I'm looking for a way to delete (a row) and change...
# general
c
I'm looking for a way to delete (a row) and change data in pinot . For example, if a member withdraws, all data of the member must be deleted immediately. - I can replace segments of a full period in an offline table. - In realtime tables I would use UPSERT mode. I can upsert null values. But I can't use star-tree index. Can I delete without using UPSERT mode? https://docs.pinot.apache.org/basics/data-import/upsert Is there a way to delete a Row from a segment of an offline + realtime table in Pinot?
m
Hey - you can't delete individual rows. As you said, you can only delete at the segment level for both offline and real-time tables.
r
@User I'm not a GDPR expert but if you get a GDPR request is it enough to make it impossible to retrieve data for that user?
because if that's enough (I know there are strategies in some frameworks like encrypt the data and throw away the encryption key when the request comes in) we can make easily an indexing feature to support this
essentially we could apply a mask to the data meaning "don't read this row" but which would keep the offline segment format immutable
c
@User Thanks for the answer, how to replace the segments (comsuming and completed) of a realtime table?

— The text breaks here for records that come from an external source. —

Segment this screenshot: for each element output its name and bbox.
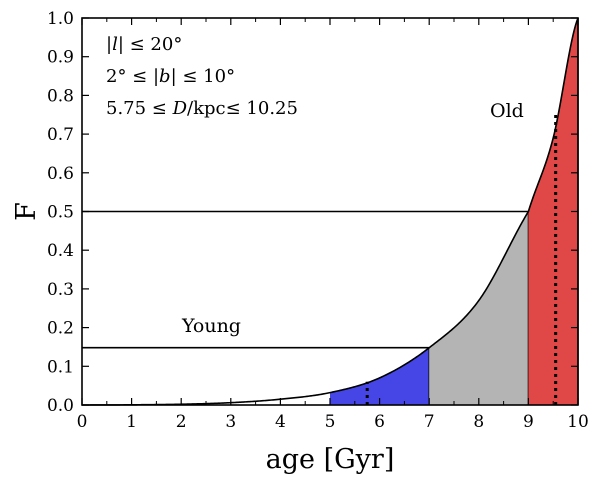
threshold-lines xyxy=(82,210,529,349)
x-tick-label: 0 xyxy=(77,412,88,432)
x-tick-label: 9 xyxy=(523,412,534,432)
annotation-latitude-range: 2° ≤ |b| ≤ 10° xyxy=(106,66,235,87)
annotation-distance-range: 5.75 ≤ D/kpc≤ 10.25 xyxy=(106,98,298,119)
old-region xyxy=(528,18,578,405)
y-tick-label: 1.0 xyxy=(47,9,74,29)
x-tick-label: 1 xyxy=(126,412,137,432)
y-axis-title: F xyxy=(11,202,42,221)
x-tick-label: 5 xyxy=(325,412,336,432)
x-tick-label: 10 xyxy=(567,412,589,432)
x-axis-title: age [Gyr] xyxy=(266,444,395,475)
y-tick-label: 0.4 xyxy=(47,241,74,261)
young-region xyxy=(330,347,430,405)
x-tick-label: 2 xyxy=(176,412,187,432)
y-tick-label: 0.0 xyxy=(47,396,74,416)
y-tick-label: 0.7 xyxy=(47,125,74,145)
y-tick-label: 0.6 xyxy=(47,164,74,184)
old-region-label: Old xyxy=(490,100,524,122)
x-tick-label: 7 xyxy=(424,412,435,432)
annotation-latitude-longitude: |l| ≤ 20° xyxy=(106,34,182,55)
axis-ticks: 0 1 2 3 4 5 6 7 8 9 10 0.0 0.1 0.2 0.3 0.4 0.5 0.6 0.7 0.8 0… xyxy=(47,9,589,432)
x-tick-label: 6 xyxy=(374,412,385,432)
y-tick-label: 0.2 xyxy=(47,319,74,339)
intermediate-region xyxy=(429,211,529,405)
x-tick-label: 4 xyxy=(275,412,286,432)
y-tick-label: 0.9 xyxy=(47,48,74,68)
y-tick-label: 0.1 xyxy=(47,357,74,377)
young-region-label: Young xyxy=(181,315,241,337)
y-tick-label: 0.5 xyxy=(47,203,74,223)
y-tick-label: 0.8 xyxy=(47,86,74,106)
x-tick-label: 3 xyxy=(225,412,236,432)
y-tick-label: 0.3 xyxy=(47,280,74,300)
x-tick-label: 8 xyxy=(473,412,484,432)
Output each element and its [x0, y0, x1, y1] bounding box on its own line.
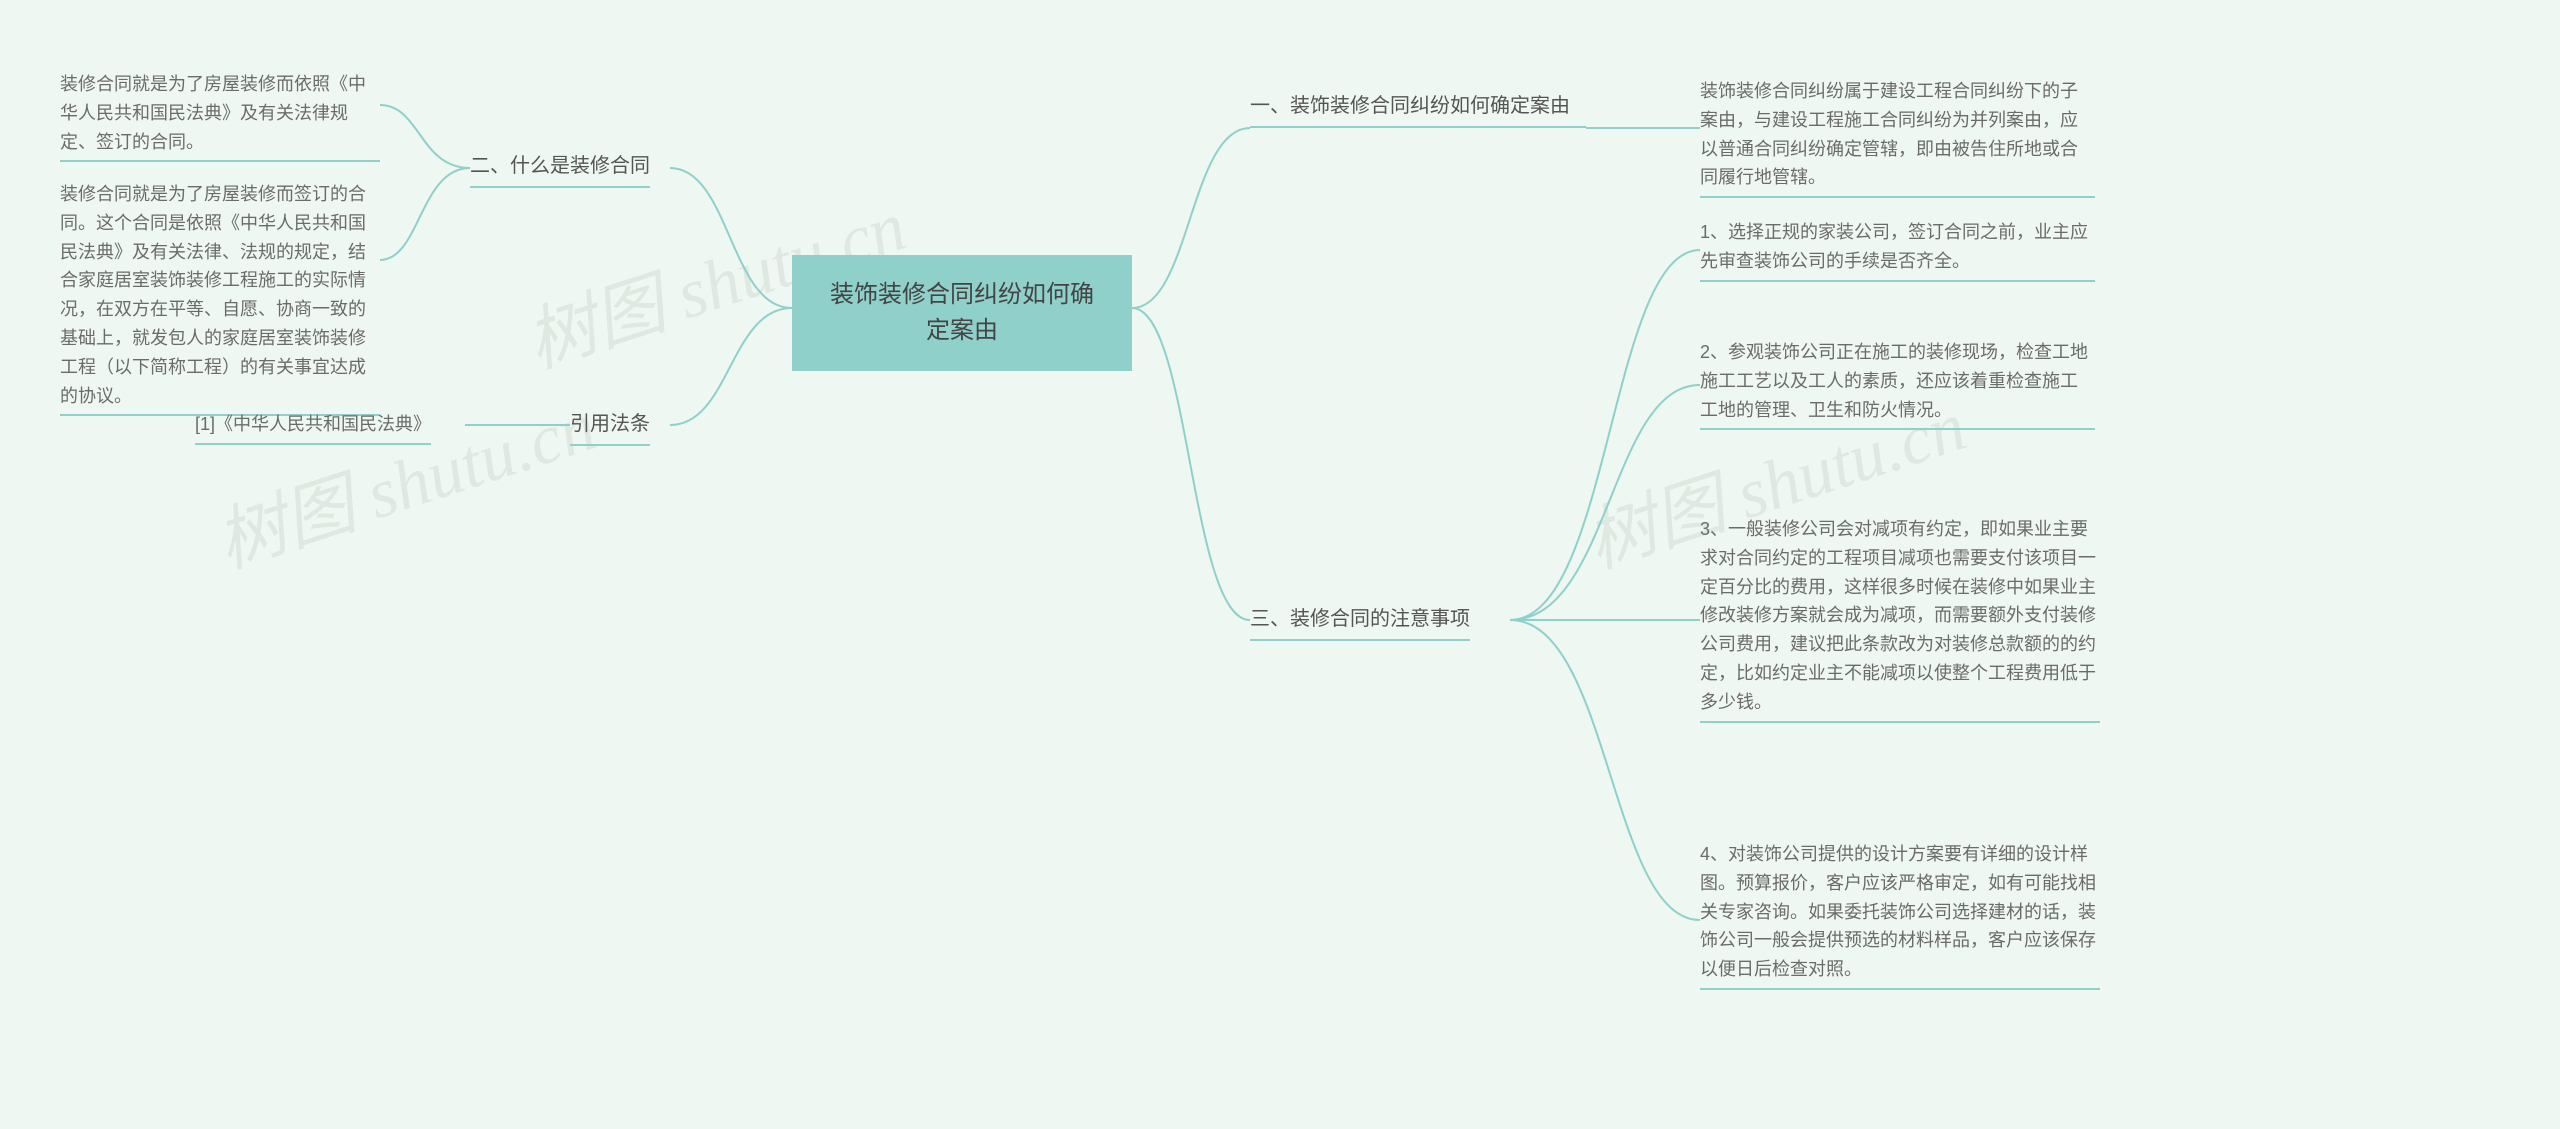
branch-3-leaf-2: 2、参观装饰公司正在施工的装修现场，检查工地施工工艺以及工人的素质，还应该着重检… [1700, 338, 2095, 430]
branch-3-leaf-4: 4、对装饰公司提供的设计方案要有详细的设计样图。预算报价，客户应该严格审定，如有… [1700, 840, 2100, 990]
branch-2-leaf-2: 装修合同就是为了房屋装修而签订的合同。这个合同是依照《中华人民共和国民法典》及有… [60, 180, 380, 416]
branch-ref-leaf-1: [1]《中华人民共和国民法典》 [195, 410, 431, 445]
branch-3-leaf-3: 3、一般装修公司会对减项有约定，即如果业主要求对合同约定的工程项目减项也需要支付… [1700, 515, 2100, 723]
mindmap-connectors [0, 0, 2560, 1129]
branch-1-leaf-1: 装饰装修合同纠纷属于建设工程合同纠纷下的子案由，与建设工程施工合同纠纷为并列案由… [1700, 77, 2095, 198]
branch-ref-label: 引用法条 [570, 408, 650, 446]
branch-3-leaf-1: 1、选择正规的家装公司，签订合同之前，业主应先审查装饰公司的手续是否齐全。 [1700, 218, 2095, 282]
branch-3-label: 三、装修合同的注意事项 [1250, 603, 1470, 641]
branch-2-leaf-1: 装修合同就是为了房屋装修而依照《中华人民共和国民法典》及有关法律规定、签订的合同… [60, 70, 380, 162]
branch-2-label: 二、什么是装修合同 [470, 150, 650, 188]
branch-1-label: 一、装饰装修合同纠纷如何确定案由 [1250, 90, 1586, 128]
center-node: 装饰装修合同纠纷如何确定案由 [792, 255, 1132, 371]
center-title: 装饰装修合同纠纷如何确定案由 [830, 281, 1094, 344]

@User Thanks for the answer, are encryption keys managed per user? I want to know more. Do you have any documentation on this?
r
sorry I was asking about your requirements, not describing a feature
m
@User The minion purge task can be used for GDPR purging
c
@User I have to comply with the GDPR, and the best way is to delete the individual rows.
m
Yes minion purge task for that @User
c
@User Thanks so much! 😍 https://github.com/apache/pinot/blob/c6ad763a5013825810a0af5448bb4a1d8be0e230/pinot-core/src/test/java/org/apache/pinot/core/minion/SegmentPurgerTest.java#L127 I checked Pinot's Purge Task, but I didn't mention it because I wanted to see if there was any other way. However, I think it's only a way to use PurgeTask, so I have a few questions about PurgeTask. Q1) Can PurgeTask also delete individual rows in the committed segment (not concealing) of the realtime table? Q2) PurgeTask does not seem to delete individual rows by random accessing segment files. If PurgeTask downloads, regenerates, and uploads segment files, what is the difference from injection job? I am trying to understand this difference. We will prefer an injection job to using Minion and implementing a task code. because it is more familiar to develop an injestion job. Q3) We can service large amounts of data and large numbers of segments. If PurgeTask works in a download and regenerative manner, regeneration and reload of segments will likely affect clusters or services, regardless of whether PurgeTask or InjectionJob is used. How will the cluster or service be affected?
m
1. Purge task is for offline tables
2. It is smarter to avoid regeneration of segment if nothing change. Also it takes away the burden of maintaining another ingestion pipeline. But essentially it is the same
3. Download/upload of data should not impact cluster performance. How much data are we talking about?
c
1. I'd like to check this out one more time. Isn't the committed segment here a segment of the realtime table? https://apache-pinot.slack.com/archives/CDRCA57FC/p1648678751360119?thread_ts=1648225591.865729&cid=CDRCA57FC 3. We have a couple of cases. One is about 500GB based on ElasticSearch's index size. The other is years of data and is stored in segments on a daily basis.
@User I'm sorry 'committed segment' is a bit confusing, does committed segment mean only segments of the OFFLINE table? Is the segment in which the consuming segment of the REALTIME table flushed is not a committed segment?
m
Consuming segment is one which is still open and ingesting records. When it is sealed it is committed and not longer open for adding more rows through real-time ingestion (in real-time table).